Lo que no sabe el tiempo

Esteban dormía a su lado. Ella no podía dormir. Imágenes del pasado invadían su mente en tropel. Las creía bien enterradas, pero ahora hacían desbocar su corazón. Que se hubiera inventado otra vida en una bella ciudad europea no evitaba que a veces la dolorosa incertidumbre del pasado la tomara por asalto. Miró su celular y vio que había un nuevo mensaje. Contenía un enlace al principal diario de su país. En un rincón de la página principal decía: “C. M., secuestrado y dado por muerto hace 15 años, fue liberado y apareció en la carretera que conduce a la cabecera municipal”.

Otra versión de la espera

Por una ranura observó cómo el comandante, aburrido, pateaba con la bota de caucho el poste que sostenía, en medio del lodazal, la alambrada. Sacó el rudimentario radio que ocultaba bajo el colchón y lo tapó con la cobija mugrienta. Se cubrió la cabeza con la cobija y trató de escuchar.

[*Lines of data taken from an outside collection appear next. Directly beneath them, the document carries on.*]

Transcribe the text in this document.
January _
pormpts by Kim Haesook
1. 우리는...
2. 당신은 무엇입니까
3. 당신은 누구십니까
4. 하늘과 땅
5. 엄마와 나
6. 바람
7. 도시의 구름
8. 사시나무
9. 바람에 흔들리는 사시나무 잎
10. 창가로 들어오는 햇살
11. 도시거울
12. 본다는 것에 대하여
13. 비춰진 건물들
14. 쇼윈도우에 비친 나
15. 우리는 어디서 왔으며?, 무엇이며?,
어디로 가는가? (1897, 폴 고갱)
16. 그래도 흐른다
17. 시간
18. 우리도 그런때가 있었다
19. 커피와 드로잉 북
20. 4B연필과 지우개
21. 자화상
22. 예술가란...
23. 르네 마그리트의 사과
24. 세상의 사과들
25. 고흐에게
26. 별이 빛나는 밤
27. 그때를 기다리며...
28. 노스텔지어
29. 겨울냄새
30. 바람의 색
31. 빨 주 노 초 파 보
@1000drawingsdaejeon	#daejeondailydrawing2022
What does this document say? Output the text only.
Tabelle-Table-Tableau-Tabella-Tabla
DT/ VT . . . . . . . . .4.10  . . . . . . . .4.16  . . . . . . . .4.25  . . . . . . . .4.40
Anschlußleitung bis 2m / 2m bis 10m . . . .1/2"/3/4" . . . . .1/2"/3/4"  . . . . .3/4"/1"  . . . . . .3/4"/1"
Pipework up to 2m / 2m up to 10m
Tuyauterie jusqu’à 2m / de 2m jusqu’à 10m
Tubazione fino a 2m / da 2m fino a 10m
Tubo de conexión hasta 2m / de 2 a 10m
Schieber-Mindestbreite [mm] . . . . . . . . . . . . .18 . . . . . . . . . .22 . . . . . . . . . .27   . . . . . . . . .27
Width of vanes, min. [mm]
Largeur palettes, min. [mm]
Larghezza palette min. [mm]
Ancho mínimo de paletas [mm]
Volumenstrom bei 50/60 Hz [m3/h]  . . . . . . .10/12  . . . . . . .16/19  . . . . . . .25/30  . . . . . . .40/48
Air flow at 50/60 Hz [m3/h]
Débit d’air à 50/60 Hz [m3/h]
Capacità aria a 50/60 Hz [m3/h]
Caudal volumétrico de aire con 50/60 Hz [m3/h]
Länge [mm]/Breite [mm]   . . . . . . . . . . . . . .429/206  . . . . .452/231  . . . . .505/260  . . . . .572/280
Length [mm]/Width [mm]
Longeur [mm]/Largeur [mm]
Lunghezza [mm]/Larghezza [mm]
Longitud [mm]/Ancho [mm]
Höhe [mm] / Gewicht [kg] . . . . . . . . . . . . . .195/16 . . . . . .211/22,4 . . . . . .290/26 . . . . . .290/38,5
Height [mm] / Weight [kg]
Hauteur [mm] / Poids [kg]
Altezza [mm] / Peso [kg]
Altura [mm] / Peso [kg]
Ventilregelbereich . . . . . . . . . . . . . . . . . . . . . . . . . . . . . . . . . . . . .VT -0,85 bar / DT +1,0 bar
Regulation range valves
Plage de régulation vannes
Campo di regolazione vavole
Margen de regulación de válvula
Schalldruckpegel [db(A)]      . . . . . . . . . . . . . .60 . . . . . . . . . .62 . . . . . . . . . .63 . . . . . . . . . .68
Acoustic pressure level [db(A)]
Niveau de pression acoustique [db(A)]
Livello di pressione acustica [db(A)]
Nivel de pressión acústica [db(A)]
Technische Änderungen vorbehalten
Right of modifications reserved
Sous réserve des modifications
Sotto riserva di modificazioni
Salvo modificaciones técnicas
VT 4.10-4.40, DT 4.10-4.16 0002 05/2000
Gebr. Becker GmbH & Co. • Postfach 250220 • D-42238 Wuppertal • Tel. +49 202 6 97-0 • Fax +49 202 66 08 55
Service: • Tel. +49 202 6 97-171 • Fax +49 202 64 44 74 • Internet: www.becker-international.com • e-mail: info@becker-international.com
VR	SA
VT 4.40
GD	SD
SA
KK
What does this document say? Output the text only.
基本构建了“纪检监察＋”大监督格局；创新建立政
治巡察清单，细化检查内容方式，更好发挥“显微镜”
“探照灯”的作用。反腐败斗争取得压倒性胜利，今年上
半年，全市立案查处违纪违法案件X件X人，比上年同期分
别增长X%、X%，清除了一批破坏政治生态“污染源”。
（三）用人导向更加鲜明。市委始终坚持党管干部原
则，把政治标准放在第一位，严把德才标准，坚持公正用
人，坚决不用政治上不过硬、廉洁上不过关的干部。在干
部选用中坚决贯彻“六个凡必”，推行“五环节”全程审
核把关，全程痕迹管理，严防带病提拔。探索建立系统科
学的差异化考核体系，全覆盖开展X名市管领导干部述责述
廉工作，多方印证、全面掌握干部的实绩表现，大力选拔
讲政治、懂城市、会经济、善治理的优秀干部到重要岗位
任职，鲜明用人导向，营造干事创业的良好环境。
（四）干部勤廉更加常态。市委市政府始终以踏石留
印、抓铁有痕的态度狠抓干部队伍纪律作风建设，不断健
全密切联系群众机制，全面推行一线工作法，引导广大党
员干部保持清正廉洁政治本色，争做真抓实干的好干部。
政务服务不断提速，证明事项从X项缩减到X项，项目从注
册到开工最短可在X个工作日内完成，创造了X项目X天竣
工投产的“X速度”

   “…llegar a un acuerdo…”.

Después, sonido de estática. Su compañero de encierro roncaba el cansancio de las últimas travesías por la selva.

  Iba a apagar el radio, pero algo lo detuvo. Dos lágrimas silenciosas rodaron por su rostro macilento cuando escuchó la voz temblorosa que hacía esfuerzos por sonar firme: “Papá no pudo esperarte”.